For many, women’s hockey is defined by the epic rivalry between Team USA and Team Canada. However, there are significant rivalries at every level of women’s hockey — including some frequently overlooked international rivalries — that serve as threads to the ever-expanding tapestry of the sport.
Recently, The Ice Garden reached out to defender Lenka Čurmová of the Buffalo Beauts and Team Slovakia to hear her thoughts on her home country’s biggest hockey rival. One might suspect that Slovakia’s biggest hockey rival would be the Czech Republic, but, apparently, that is not the case.
“I would say that right now it is Hungary and Austria,” Čurmová said. “Games against these teams are always interesting and you can feel the tension in the arena when we’re playing against each other.”
Hungary and Austria competed against Slovakia at the 2018 and 2019 IIHF Worlds Division I (Group A). At the 2019 Worlds, Slovakia brought both rivals to overtime and handed Hungary its only loss of the tournament on Apr. 8, 2019 in a shootout victory.
Čurmová believes geography plays a role in international hockey rivalries, “(These rivalries) are just a couple years old and it’s probably because those are countries that are our neighbors.” But it appears that these lasting bonds between competing programs are primarily forged in major tournaments and they seem to burn brightest when there’s also history at the U-18 level.
Of course, some international rivalries have rich histories stretching back to the earliest days of the Worlds and the 1998 Olympics in Nagano.
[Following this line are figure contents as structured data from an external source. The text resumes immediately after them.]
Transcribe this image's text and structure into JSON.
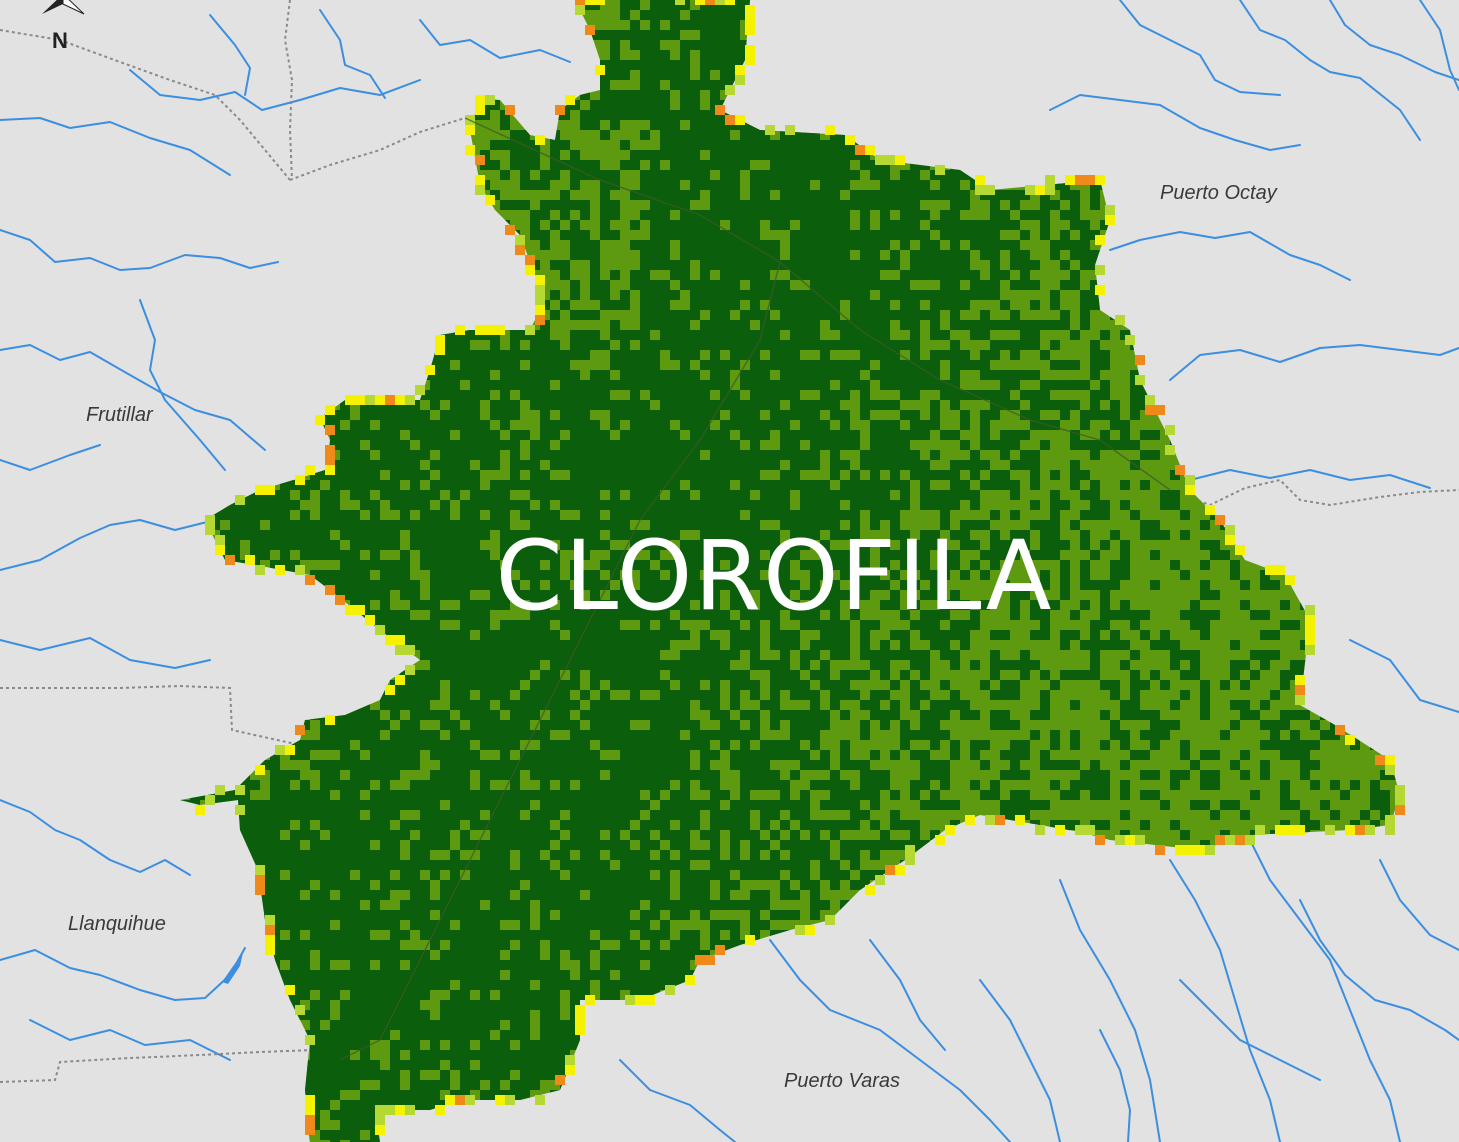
{
  "map": {
    "title": "CLOROFILA",
    "north_arrow": {
      "label": "N"
    },
    "places": {
      "puerto_octay": "Puerto Octay",
      "frutillar": "Frutillar",
      "llanquihue": "Llanquihue",
      "puerto_varas": "Puerto Varas"
    },
    "colors": {
      "land": "#e2e2e2",
      "rivers": "#3b8ee0",
      "boundaries": "#8a8a8a",
      "chlorophyll_very_high": "#0b5e0b",
      "chlorophyll_high": "#5d9a0f",
      "chlorophyll_medium": "#b6d832",
      "chlorophyll_low": "#f4f200",
      "chlorophyll_lowest": "#ef8a1a"
    }
  }
}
Such is the case with the on-the-ice feud between Sweden and Finland. To get a better idea of what that rivalry looks like from the inside, we reached out to Lovisa Selander of the Boston Pride and Team Sweden.
“I think one of the biggest rivalries for Sweden in ice hockey is Finland, both on the men’s and women’s side,” said Selander. “Growing up I loved watching Sweden and Finland play. In general, whenever Sweden plays another Scandinavian country in any sport we always want to win.”
But Sweden’s rivalries don’t stop at the Finnish border. As is the case with Slovakia, Sweden’s hockey rivals have been shaped by tournaments. “I think I’d classify the 4 Nations tournament with Finland, Canada, and USA as a pretty good rivalry. The goal is to compete for medals so it’s always fun to play the top nations in the world and see how you measure up.”
Unfortunately for the Swedes, they were relegated to Division 1A along with France as a result of finishing ninth at the 2019 IIHF Women’s World Championship. The rivalries with Finland, Canada, and the U.S. aren’t going anywhere — there’s too much history. But Selander has her eyes on a potential new rival in Norway, currently ranked 13th by the IIHF. Sweden has three times more registered female players and twice the population of Norway. All signs point to this being a showdown worth keeping an eye on.